Saturday Aug 20, 2022
ISLAMABAD: Climate change can be attributed to “extraordinarily above normal rains” in Sindh and Balochistan in the current monsoon season, Pakistan Meteorological Department (PMD) officials said Friday.
Excessive heat or back-to-back heat waves in the southern parts of the country in May and June this year created a “strong seasonal or heat low” in July that caused heavy rains in southern Pakistan, they said. “This year, the monsoon axis also remained in the south of the country, while anti-cyclonic winds steered most of the monsoon systems to the southern parts of the country,” Chief Meteorological Officer (CMO) Sindh Dr Sardar Sarfraz told The News.
Sindh received 385% more rain between July 1 and August 19 this year. Balochistan received 371% more rains in the same period, PMD data showed.
In the month of August alone, Sindh received 495% more rains, while Balochistan received 237% more rains in the first 19 days of the current month.
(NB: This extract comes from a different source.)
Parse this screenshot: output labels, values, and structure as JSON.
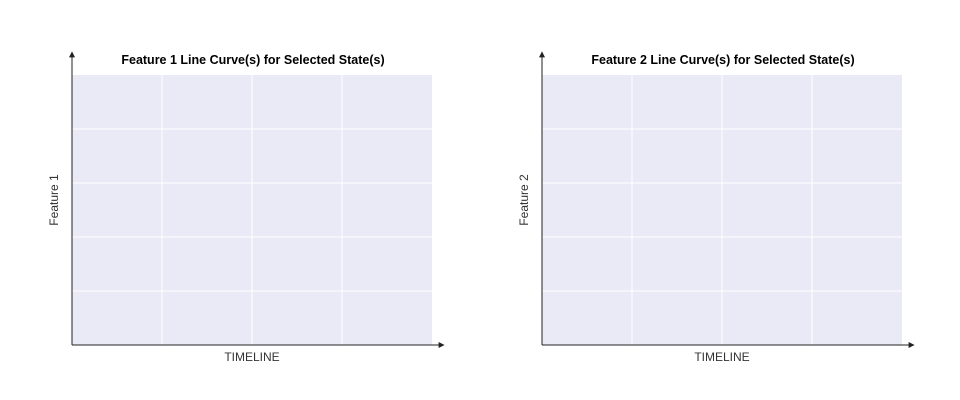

“The monsoon systems that wreaked havoc in Sindh and Balochistan in this season were so strong that they also resulted in rains in Afghanistan, Iran and the Middle East. This is an unusual phenomenon and we have to monitor it to see if it becomes a new normal in the years to come”, Dr Sarfraz said.
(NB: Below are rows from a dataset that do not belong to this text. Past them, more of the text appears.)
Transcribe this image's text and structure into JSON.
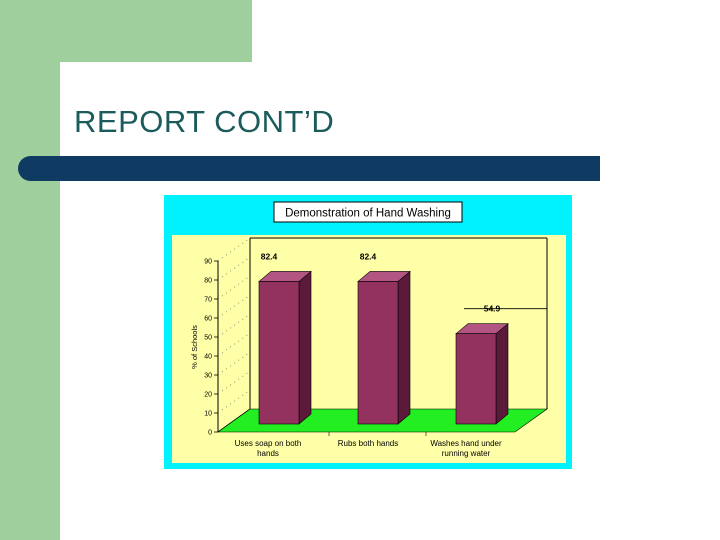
{
  "slide": {
    "title": "REPORT CONT’D"
  },
  "colors": {
    "band": "#9fcf9c",
    "title_text": "#1b5b5b",
    "title_bar": "#0f3b62",
    "chart_border": "#00f2ff",
    "plot_background": "#ffffa8",
    "bar_front": "#93325e",
    "bar_side": "#5c1a3a",
    "bar_top": "#b25583",
    "floor": "#22ee22"
  },
  "chart_data": {
    "type": "bar",
    "title": "Demonstration of Hand Washing",
    "ylabel": "% of Schools",
    "xlabel": "",
    "ylim": [
      0,
      90
    ],
    "yticks": [
      0,
      10,
      20,
      30,
      40,
      50,
      60,
      70,
      80,
      90
    ],
    "categories": [
      [
        "Uses soap on both",
        "hands"
      ],
      [
        "Rubs both hands"
      ],
      [
        "Washes hand under",
        "running water"
      ]
    ],
    "values": [
      82.4,
      82.4,
      54.9
    ],
    "data_labels": [
      "82.4",
      "82.4",
      "54.9"
    ],
    "grid": false,
    "legend": "none"
  }
}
Several other meteorologists associated with PMD and from other South Asian countries have been warning for the last several years that the rising temperature of the Indian Ocean and the Arabian Sea may result in torrential rains and extreme weather events for southern parts of Pakistan, especially the coastal areas of Sindh and Balochistan.
Dr Sarfraz said several other factors, including lower than normal temperature in the Pacific Ocean and high temperature in the Indian Ocean, also contributed to excessive rains in Sindh and Balochistan.
There is a need to study this pattern to predict whether monsoon would continue to cause such rains in the future, he said.
Talking to The News, Director General PMD Mahr Sahibzad Khan also blamed climate change for the unusually above normal rains.
He said they had already predicted “above normal precipitation” for the southern parts of the country in the first half of the monsoon season and normal or below normal rains in the second half of the monsoon season.
He maintained this year, the spring season was not observed in Pakistan and unusual rains indicate that country is witnessing the impacts of climate change, he said.
“We are monitoring the situation very closely, but climate change is to blame for this unusual monsoonal activity in Sindh and Balochistan”, he said.
He warned that high moisture following monsoon rains may result in heavy smog and fog in the plains of the country in the months to come. It was too early to predict winter and snowfall in the northern parts of the country, he said.